I want to be able to capture the signal being output from the guns, recreate the signal on the Arduino, and finally output it to "tag" a different gun.

So far I have created many different codes so I am not sure which to put up. So far I have two different Arduino set-ups; a receiver and emitter. For my receiver setup, I broke open an old computer remote receiver and put the npn transistor looking detector in a basic 5V or GND switch setup. 5V goes to the collector, I pull out the voltage at the emitter side which also connects to an 11k resistor going to ground. Using this I was able to get

The top graph is the incoming signal from the laser tag gun, and the bottom signal is my recreation of the signal using a bunch of delayMicroseconds() and digital writes. I noticed that these graphs match with previous work from a laser tag site.

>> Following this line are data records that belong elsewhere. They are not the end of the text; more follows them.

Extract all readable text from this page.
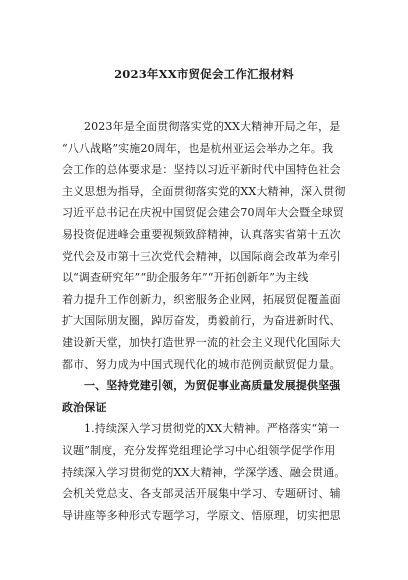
2023年XX市贸促会工作汇报材料
2023年是全面贯彻落实党的XX大精神开局之年，是
“八八战略”实施20周年，也是杭州亚运会举办之年。我
会工作的总体要求是：坚持以习近平新时代中国特色社会
主义思想为指导，全面贯彻落实党的XX大精神，深入贯彻
习近平总书记在庆祝中国贸促会建会70周年大会暨全球贸
易投资促进峰会重要视频致辞精神，认真落实省第十五次
党代会及市第十三次党代会精神，以国际商会改革为牵引
以“调查研究年”“助企服务年”“开拓创新年”为主线
着力提升工作创新力，织密服务企业网，拓展贸促覆盖面
扩大国际朋友圈，踔厉奋发，勇毅前行，为奋进新时代、
建设新天堂，加快打造世界一流的社会主义现代化国际大
都市、努力成为中国式现代化的城市范例贡献贸促力量。
一、坚持党建引领，为贸促事业高质量发展提供坚强
政治保证
1.持续深入学习贯彻党的XX大精神。严格落实“第一
议题”制度，充分发挥党组理论学习中心组领学促学作用
持续深入学习贯彻党的XX大精神，学深学透、融会贯通。
会机关党总支、各支部灵活开展集中学习、专题研讨、辅
导讲座等多种形式专题学习，学原文、悟原理，切实把思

So my emitter setup results were seen in the graph above. My emitter setup is a High-Output Infrared 940nm wavelength LED connected in series through 200 Ohm resistor to a digital output pin. I would post the code, but it is honestly just a bunch of delayMicroseconds() with high and low digital writes. But I can't get the Arduino to "tag" the other gun.

I have read that you need to have a carrier frequency of 38kHz and I feel that this is the reason my setup isn't working. I have read many other posts about carrier frequency but I can't seem to get it to work using their methods of changing the clock timer and/or using tone(). I was wondering if you all had some guidance for me on how to go about doing this or if there could be anywhere else specifically that I have gone wrong.



While the graphs look close, I'm not sure if they've got the accuracy you need. Ladyada has a great tutorial that explains how the 38kHz frequency works, here which includes code snippets for how to listen to, and reproduce iR command sequences. While you've not included your sketch here, perhaps you can lift something from that tutorial to get your project going?

Of interest in that tutorial is that the standard methods for reading and writing to digital pins aren't fast enough to get accurate iR commands reproduced, so they use low level calls to access the ports.

Cheers ! Geoff

This article was very helpful! Thank you, I feel that I understand PWM much better now and should be able to play around with this code to implement my own signals.